“She’s had 750m YouTube hits … Meghan Trainor!” shouts a prerecorded voice as the 21-year-old star bounds on to the stage. Trainor may be best known so far for her 2014 global smash All About That Bass, but this energetic hour-long show suggests she isn’t going away. Everything she does or says is met by a chorus of loud screaming.
“This song’s about the time I saw my ex-boyfriend out with his new girlfriend,” she says. Cue deafening boos. “He wasn’t wearing his jeans because I borrowed them.” Cue rapturous applause and howls of laughter. n a dark top and glittery skirt – which she replaces with another, more glittery skirt – there’s something refreshing about Trainor’s ordinary size and celebration of regular-shaped females. As she sings: “I ain’t no size two, but I can shake it.” Feminists may recoil at the lyrics of songs such as Dear Future Husband, and sentiments such as “Daddy knows I’m a good girl”, but she is the epitome of endearing, girl-next-door, almost 1950s charm.

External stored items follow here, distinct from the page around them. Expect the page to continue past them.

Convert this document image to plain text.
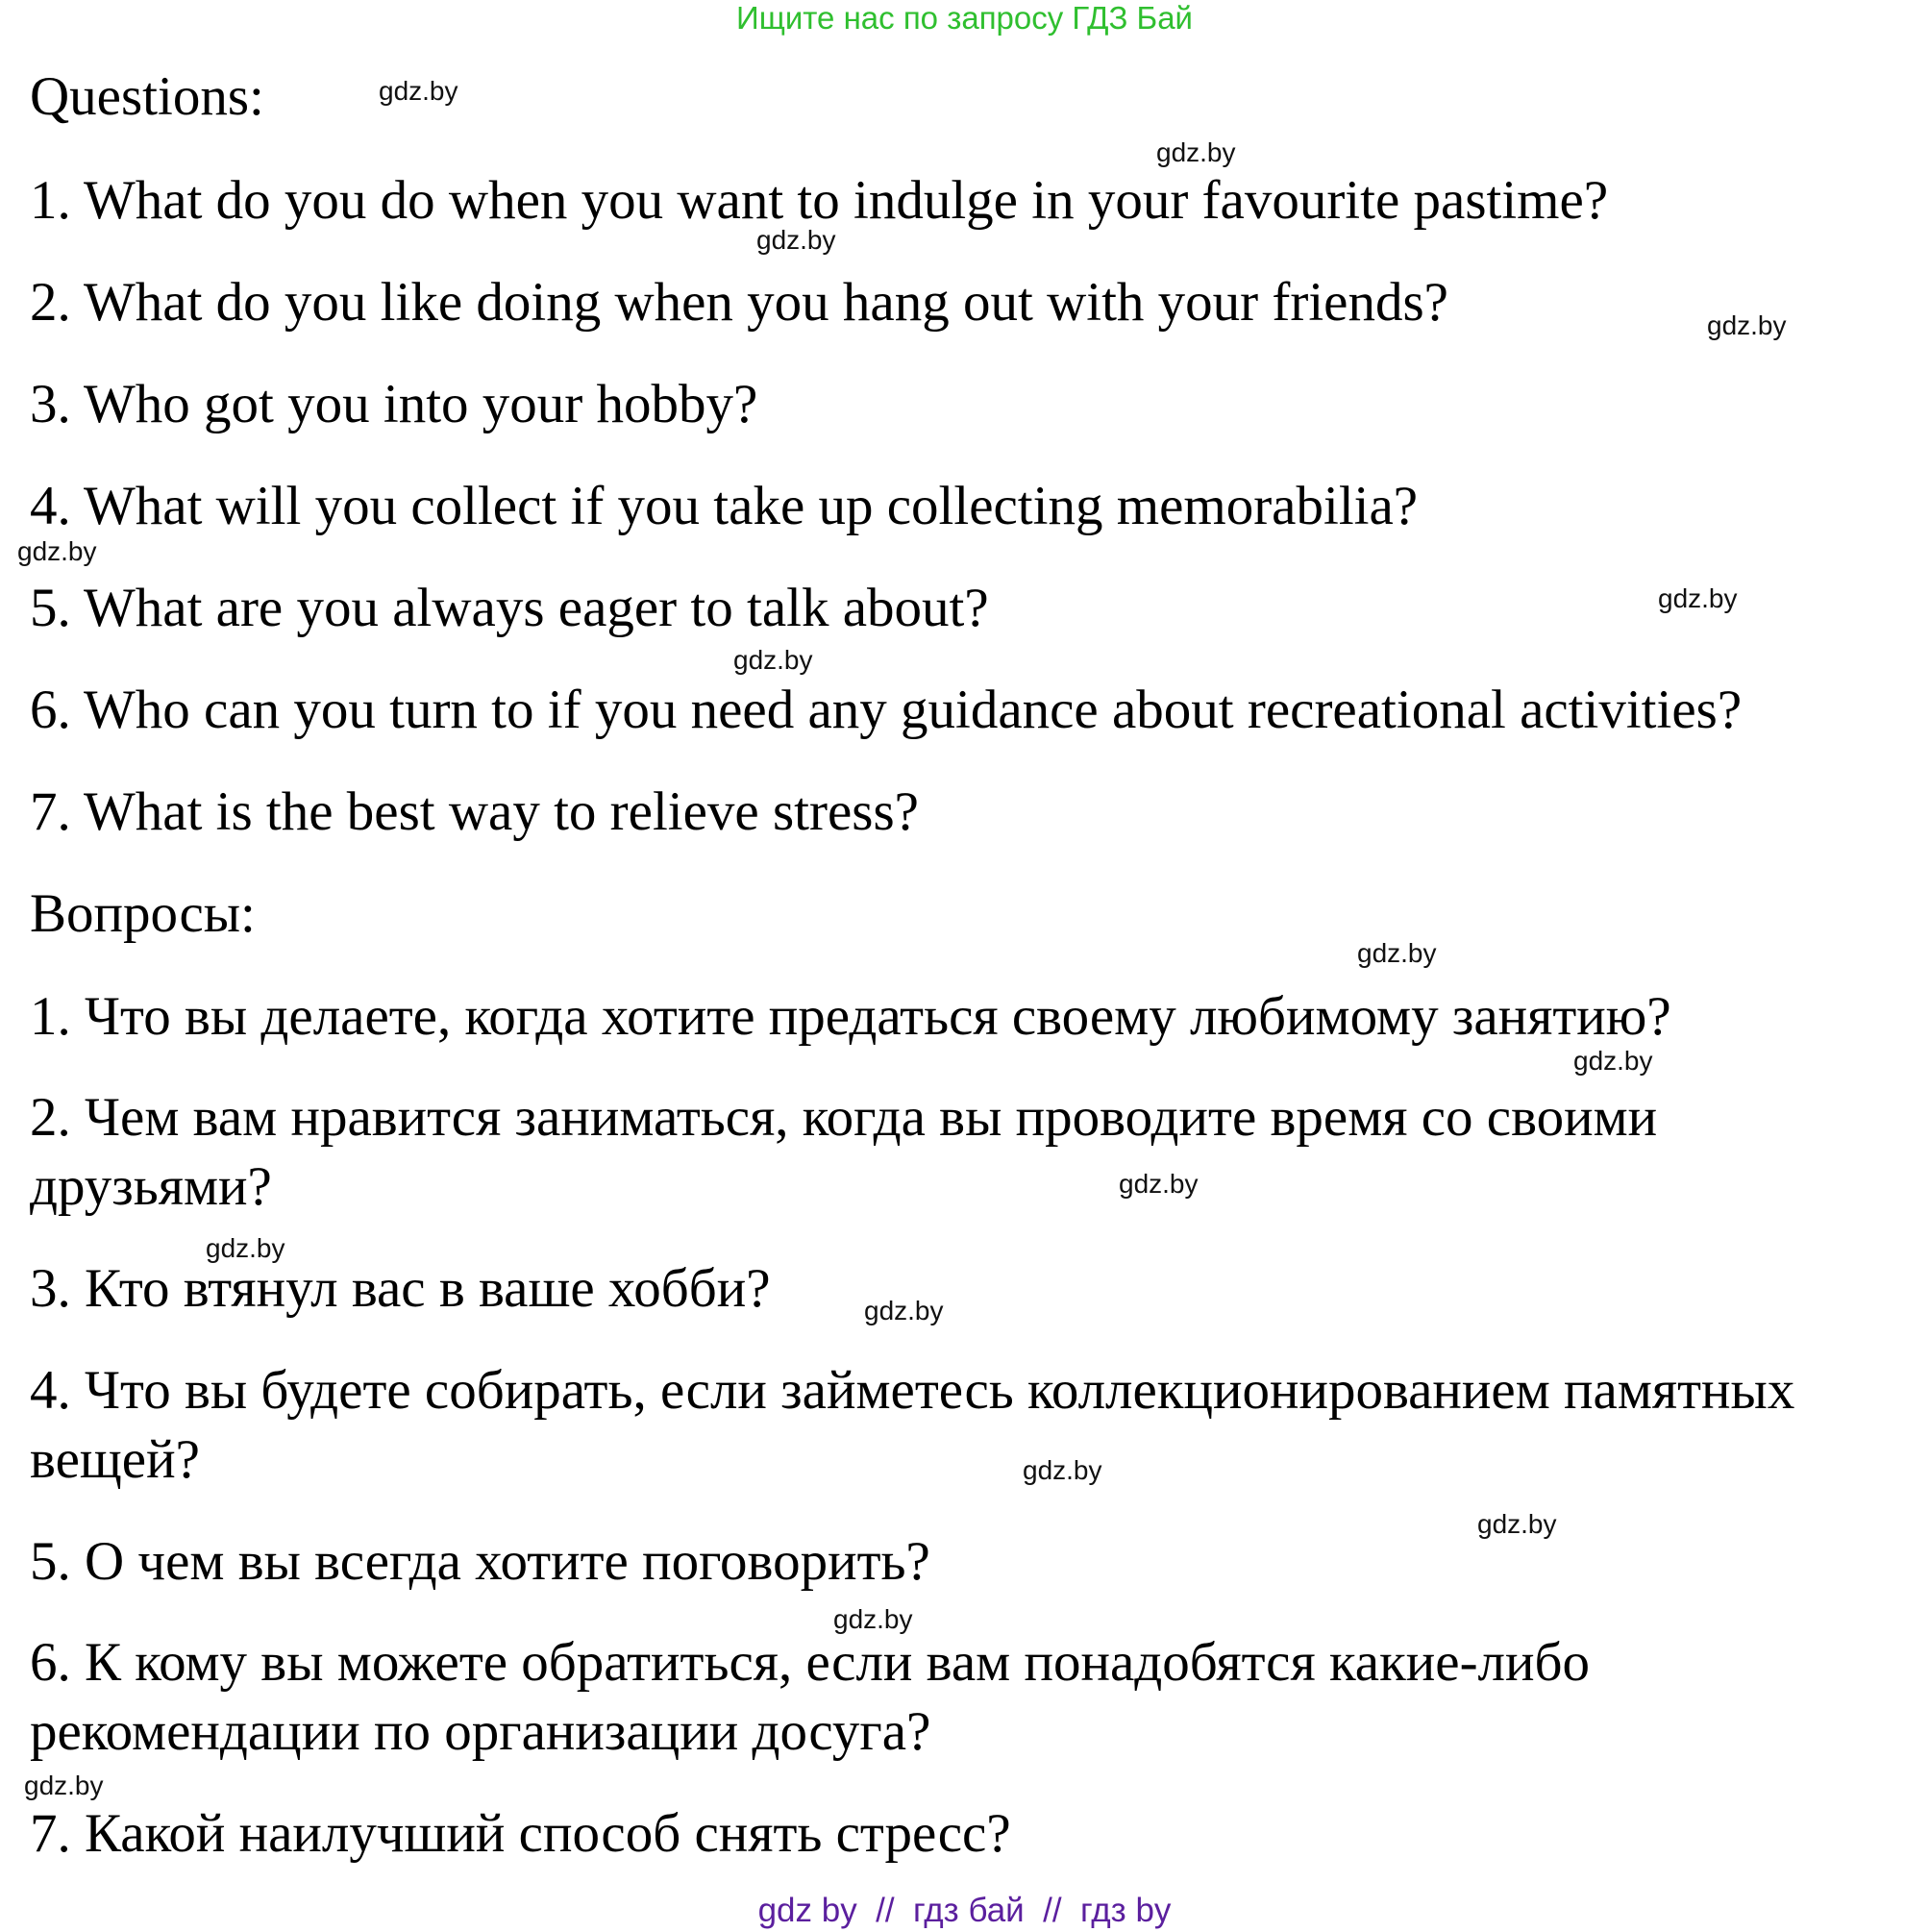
Ищите нас по запросу ГДЗ Бай
Questions:

1. What do you do when you want to indulge in your favourite pastime?

2. What do you like doing when you hang out with your friends?

3. Who got you into your hobby?

4. What will you collect if you take up collecting memorabilia?

5. What are you always eager to talk about?

6. Who can you turn to if you need any guidance about recreational activities?

7. What is the best way to relieve stress?

Вопросы:

1. Что вы делаете, когда хотите предаться своему любимому занятию?

2. Чем вам нравится заниматься, когда вы проводите время со своими

друзьями?

3. Кто втянул вас в ваше хобби?

4. Что вы будете собирать, если займетесь коллекционированием памятных

вещей?

5. О чем вы всегда хотите поговорить?

6. К кому вы можете обратиться, если вам понадобятся какие-либо

рекомендации по организации досуга?

7. Какой наилучший способ снять стресс?

gdz.by
gdz.by
gdz.by
gdz.by
gdz.by
gdz.by
gdz.by
gdz.by
gdz.by
gdz.by
gdz.by
gdz.by
gdz.by
gdz.by
gdz.by
gdz.by
gdz by  //  гдз бай  //  гдз by
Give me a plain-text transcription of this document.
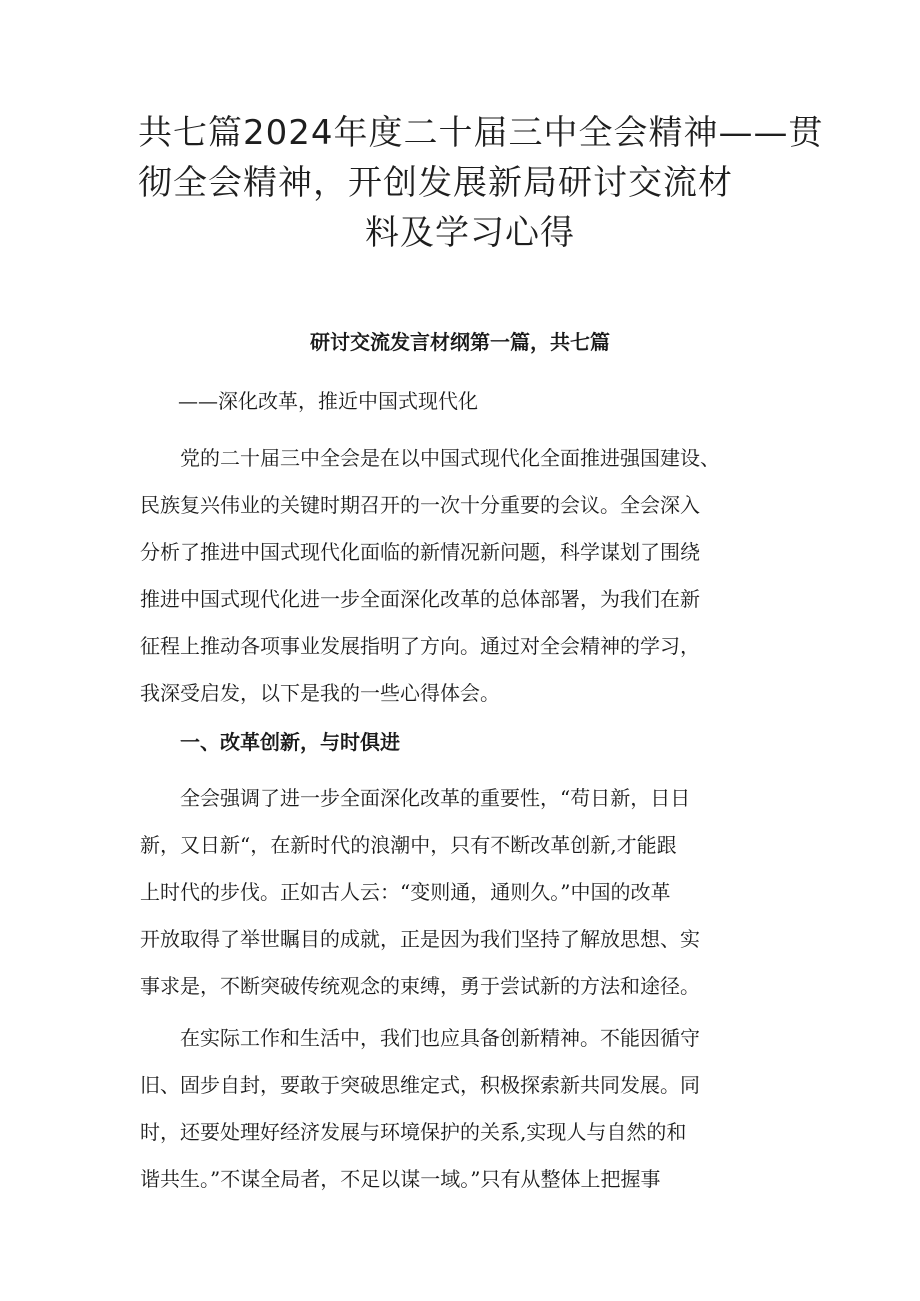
共七篇2024年度二十届三中全会精神——贯
彻全会精神，开创发展新局研讨交流材
料及学习心得
研讨交流发言材纲第一篇，共七篇
——深化改革，推近中国式现代化
党的二十届三中全会是在以中国式现代化全面推进强国建设、
民族复兴伟业的关键时期召开的一次十分重要的会议。全会深入
分析了推进中国式现代化面临的新情况新问题，科学谋划了围绕
推进中国式现代化进一步全面深化改革的总体部署，为我们在新
征程上推动各项事业发展指明了方向。通过对全会精神的学习，
我深受启发，以下是我的一些心得体会。
一、改革创新，与时俱进
全会强调了进一步全面深化改革的重要性，“苟日新，日日
新，又日新“，在新时代的浪潮中，只有不断改革创新,才能跟
上时代的步伐。正如古人云：“变则通，通则久。”中国的改革
开放取得了举世瞩目的成就，正是因为我们坚持了解放思想、实
事求是，不断突破传统观念的束缚，勇于尝试新的方法和途径。
在实际工作和生活中，我们也应具备创新精神。不能因循守
旧、固步自封，要敢于突破思维定式，积极探索新共同发展。同
时，还要处理好经济发展与环境保护的关系,实现人与自然的和
谐共生。”不谋全局者，不足以谋一域。”只有从整体上把握事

There’s certainly nothing envelope-pushing about her formulaic but catchy blend of doo-wop, slightly squeaky retro-soul and Dolly Partonesque kitsch (she has her face printed on the drumkit). However, Trainor is a true pro, who knows her audience – vulnerable teenage girls – and milks it ruthlessly but charmingly. “You’re all beautiful!” she trills. During a technical hitch, she retrieves the situation by hauling two 14-year-olds on stage and leading a chorus of Happy Birthday to her “Meghantrons”.
Huge red lips flash behind her for second single Lips Are Movin, and 3am sounds like another hit. “You make me feel like I’m in an arena,” she yells, which may be where she’ll end up. During All About That Bass, there’s so much booty-shaking in the house that one fears for the building.